Rogers used a little extra ingenuity to set up the Chicago trip. After an initial email to the Cubs marketing department to explore a behind-the-scenes tour got a tepid response, “I just ‘guessed’ at the email addresses for other people in the organization, and sent the same request.” Within five minutes, the Chairman, Tom Ricketts, responded, and cc’d the marketing department. Ricketts offered to meet with the class before the game, provided them with vouchers for souvenirs and refreshments as well as a ticket discount, and arranged for them to have their picture taken on the hallowed (albeit wet) grass of Wrigley before the game.

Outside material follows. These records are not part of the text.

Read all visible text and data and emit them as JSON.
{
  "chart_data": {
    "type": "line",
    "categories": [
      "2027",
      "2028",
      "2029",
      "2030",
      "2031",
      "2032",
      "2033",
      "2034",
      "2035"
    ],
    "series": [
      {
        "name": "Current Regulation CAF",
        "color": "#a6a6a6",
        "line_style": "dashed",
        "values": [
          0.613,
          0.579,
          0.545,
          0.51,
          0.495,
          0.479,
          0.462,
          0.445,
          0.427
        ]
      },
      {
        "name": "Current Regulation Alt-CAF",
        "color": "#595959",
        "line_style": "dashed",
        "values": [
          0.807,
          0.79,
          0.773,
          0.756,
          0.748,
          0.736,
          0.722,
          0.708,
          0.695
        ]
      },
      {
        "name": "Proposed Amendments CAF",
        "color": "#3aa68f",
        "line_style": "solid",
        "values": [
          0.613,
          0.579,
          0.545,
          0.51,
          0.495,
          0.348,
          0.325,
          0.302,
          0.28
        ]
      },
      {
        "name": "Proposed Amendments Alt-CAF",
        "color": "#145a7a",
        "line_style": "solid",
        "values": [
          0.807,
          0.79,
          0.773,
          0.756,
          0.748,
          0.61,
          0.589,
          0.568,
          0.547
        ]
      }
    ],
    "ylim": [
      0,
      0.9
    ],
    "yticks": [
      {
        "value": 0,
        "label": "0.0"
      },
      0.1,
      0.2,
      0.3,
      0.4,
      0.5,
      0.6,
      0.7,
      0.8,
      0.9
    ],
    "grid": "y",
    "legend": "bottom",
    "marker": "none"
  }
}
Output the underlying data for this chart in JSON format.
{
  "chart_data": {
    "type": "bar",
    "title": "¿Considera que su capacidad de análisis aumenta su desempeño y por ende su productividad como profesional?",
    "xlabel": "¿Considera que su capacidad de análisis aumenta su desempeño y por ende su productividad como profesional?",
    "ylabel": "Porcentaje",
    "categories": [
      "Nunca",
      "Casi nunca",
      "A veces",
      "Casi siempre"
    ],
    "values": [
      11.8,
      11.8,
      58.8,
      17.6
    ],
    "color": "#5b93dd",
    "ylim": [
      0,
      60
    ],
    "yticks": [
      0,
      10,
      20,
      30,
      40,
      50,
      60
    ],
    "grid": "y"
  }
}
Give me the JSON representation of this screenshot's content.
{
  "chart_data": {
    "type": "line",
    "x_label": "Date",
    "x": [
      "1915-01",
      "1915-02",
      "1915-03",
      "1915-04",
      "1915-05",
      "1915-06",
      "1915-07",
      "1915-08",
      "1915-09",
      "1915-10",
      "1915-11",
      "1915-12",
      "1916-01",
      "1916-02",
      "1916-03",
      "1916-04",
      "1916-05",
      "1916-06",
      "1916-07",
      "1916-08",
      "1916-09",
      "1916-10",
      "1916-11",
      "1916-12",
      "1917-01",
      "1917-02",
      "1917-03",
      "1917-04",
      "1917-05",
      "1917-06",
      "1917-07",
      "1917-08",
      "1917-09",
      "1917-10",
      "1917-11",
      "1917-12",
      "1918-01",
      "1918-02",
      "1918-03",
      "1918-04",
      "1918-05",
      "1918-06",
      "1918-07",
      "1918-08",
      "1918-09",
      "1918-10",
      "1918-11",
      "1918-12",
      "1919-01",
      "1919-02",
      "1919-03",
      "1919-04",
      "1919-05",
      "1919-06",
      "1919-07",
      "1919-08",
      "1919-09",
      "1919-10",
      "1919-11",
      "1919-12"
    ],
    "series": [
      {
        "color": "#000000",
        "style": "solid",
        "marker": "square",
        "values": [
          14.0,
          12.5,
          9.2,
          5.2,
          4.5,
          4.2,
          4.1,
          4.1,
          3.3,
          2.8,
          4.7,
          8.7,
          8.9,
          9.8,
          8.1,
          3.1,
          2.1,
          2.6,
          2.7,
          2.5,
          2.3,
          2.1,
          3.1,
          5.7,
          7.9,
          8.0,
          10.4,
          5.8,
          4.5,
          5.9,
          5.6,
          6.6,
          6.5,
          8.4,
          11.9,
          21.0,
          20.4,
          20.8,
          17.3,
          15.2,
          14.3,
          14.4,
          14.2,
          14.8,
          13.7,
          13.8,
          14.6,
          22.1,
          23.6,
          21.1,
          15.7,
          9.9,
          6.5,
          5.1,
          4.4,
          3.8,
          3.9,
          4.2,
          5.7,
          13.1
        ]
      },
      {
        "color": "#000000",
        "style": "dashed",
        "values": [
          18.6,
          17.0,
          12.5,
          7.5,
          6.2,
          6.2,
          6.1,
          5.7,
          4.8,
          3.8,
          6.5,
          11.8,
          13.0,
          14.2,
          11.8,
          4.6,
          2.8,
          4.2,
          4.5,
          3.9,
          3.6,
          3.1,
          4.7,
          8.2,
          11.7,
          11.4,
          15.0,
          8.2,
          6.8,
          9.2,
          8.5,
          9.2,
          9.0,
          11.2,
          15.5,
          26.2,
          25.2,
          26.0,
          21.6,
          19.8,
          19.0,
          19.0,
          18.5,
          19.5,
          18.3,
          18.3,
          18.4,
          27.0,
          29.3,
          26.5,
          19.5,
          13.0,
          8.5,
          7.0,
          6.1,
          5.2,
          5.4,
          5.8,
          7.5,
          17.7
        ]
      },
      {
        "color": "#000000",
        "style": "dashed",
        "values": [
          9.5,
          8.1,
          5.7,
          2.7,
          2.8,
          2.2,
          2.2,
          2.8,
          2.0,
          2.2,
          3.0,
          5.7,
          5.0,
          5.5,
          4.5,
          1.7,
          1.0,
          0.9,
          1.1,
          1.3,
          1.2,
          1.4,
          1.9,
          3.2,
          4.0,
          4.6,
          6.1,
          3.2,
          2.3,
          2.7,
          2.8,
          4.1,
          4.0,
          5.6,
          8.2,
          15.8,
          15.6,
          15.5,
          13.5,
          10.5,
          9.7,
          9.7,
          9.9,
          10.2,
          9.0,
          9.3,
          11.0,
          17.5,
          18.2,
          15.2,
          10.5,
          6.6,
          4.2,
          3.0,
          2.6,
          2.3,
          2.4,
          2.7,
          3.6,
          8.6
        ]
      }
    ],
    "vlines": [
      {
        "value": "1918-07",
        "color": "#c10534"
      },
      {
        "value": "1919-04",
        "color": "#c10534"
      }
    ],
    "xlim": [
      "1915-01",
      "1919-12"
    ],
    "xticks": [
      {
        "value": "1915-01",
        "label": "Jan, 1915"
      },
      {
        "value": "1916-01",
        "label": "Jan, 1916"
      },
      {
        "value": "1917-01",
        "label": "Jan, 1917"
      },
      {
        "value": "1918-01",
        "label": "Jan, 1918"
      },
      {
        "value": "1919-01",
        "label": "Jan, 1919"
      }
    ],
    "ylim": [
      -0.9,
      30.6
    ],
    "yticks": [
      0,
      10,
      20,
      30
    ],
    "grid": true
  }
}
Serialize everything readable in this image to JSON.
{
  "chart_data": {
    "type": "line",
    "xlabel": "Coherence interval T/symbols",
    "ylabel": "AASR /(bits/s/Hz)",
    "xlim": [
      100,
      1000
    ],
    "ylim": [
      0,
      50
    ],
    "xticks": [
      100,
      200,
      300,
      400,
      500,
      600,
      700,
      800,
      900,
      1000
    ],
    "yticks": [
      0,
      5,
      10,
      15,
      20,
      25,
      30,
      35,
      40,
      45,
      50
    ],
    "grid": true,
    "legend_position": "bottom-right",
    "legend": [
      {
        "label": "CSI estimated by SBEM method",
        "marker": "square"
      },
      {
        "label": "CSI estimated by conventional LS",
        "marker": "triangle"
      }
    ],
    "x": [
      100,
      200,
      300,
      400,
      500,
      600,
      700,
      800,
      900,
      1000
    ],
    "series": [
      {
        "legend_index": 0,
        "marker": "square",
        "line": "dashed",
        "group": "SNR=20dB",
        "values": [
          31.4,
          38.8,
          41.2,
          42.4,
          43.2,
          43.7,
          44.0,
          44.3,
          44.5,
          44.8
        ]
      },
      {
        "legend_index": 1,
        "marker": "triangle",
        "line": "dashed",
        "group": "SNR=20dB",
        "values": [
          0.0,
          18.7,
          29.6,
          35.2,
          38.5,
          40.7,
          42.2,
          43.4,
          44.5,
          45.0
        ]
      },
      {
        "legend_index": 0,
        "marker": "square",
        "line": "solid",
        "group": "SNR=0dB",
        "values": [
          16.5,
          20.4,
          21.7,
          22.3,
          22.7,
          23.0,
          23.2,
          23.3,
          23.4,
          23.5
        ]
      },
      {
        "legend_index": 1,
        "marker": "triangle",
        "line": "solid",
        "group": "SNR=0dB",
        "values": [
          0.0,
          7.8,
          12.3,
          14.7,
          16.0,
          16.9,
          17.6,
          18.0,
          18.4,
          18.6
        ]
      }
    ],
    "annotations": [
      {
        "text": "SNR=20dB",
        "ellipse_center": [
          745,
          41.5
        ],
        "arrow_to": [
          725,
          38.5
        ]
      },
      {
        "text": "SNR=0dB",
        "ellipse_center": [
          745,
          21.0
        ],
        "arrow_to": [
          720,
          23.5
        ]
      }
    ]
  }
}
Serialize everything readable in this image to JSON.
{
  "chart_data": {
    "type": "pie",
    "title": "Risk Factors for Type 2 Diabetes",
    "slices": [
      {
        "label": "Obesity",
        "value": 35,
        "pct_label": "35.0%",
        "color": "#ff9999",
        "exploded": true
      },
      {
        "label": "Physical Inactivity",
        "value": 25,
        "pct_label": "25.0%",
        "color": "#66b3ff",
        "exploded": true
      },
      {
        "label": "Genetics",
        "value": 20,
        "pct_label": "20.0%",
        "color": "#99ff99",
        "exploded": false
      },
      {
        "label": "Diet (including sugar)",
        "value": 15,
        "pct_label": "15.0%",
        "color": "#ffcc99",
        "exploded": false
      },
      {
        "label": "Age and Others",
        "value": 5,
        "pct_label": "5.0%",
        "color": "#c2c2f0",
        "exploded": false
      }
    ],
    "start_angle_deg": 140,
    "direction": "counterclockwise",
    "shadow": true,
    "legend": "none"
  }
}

To complete the experience, the two classes took busses to Chesterton, then rode the South Shore and the Red Line to Wrigleyville. “A lot of these students had never been out of the area, let alone on a train.” They topped it off with dinner at Giordano’s.

The tickets, travel and meals were provided at no cost to the students or the school, thanks to gifts from Kosciusko County Community Foundation, BNW Industries, Nelson Beverage, Splendor Boats, Lake City Bank and Lake City Group, Symmetry Medical, Newlin Associates, and Warsaw Area Career Center, as well as individual contributions from Charles Smith, Rick Moriarty, and Greg Hoover.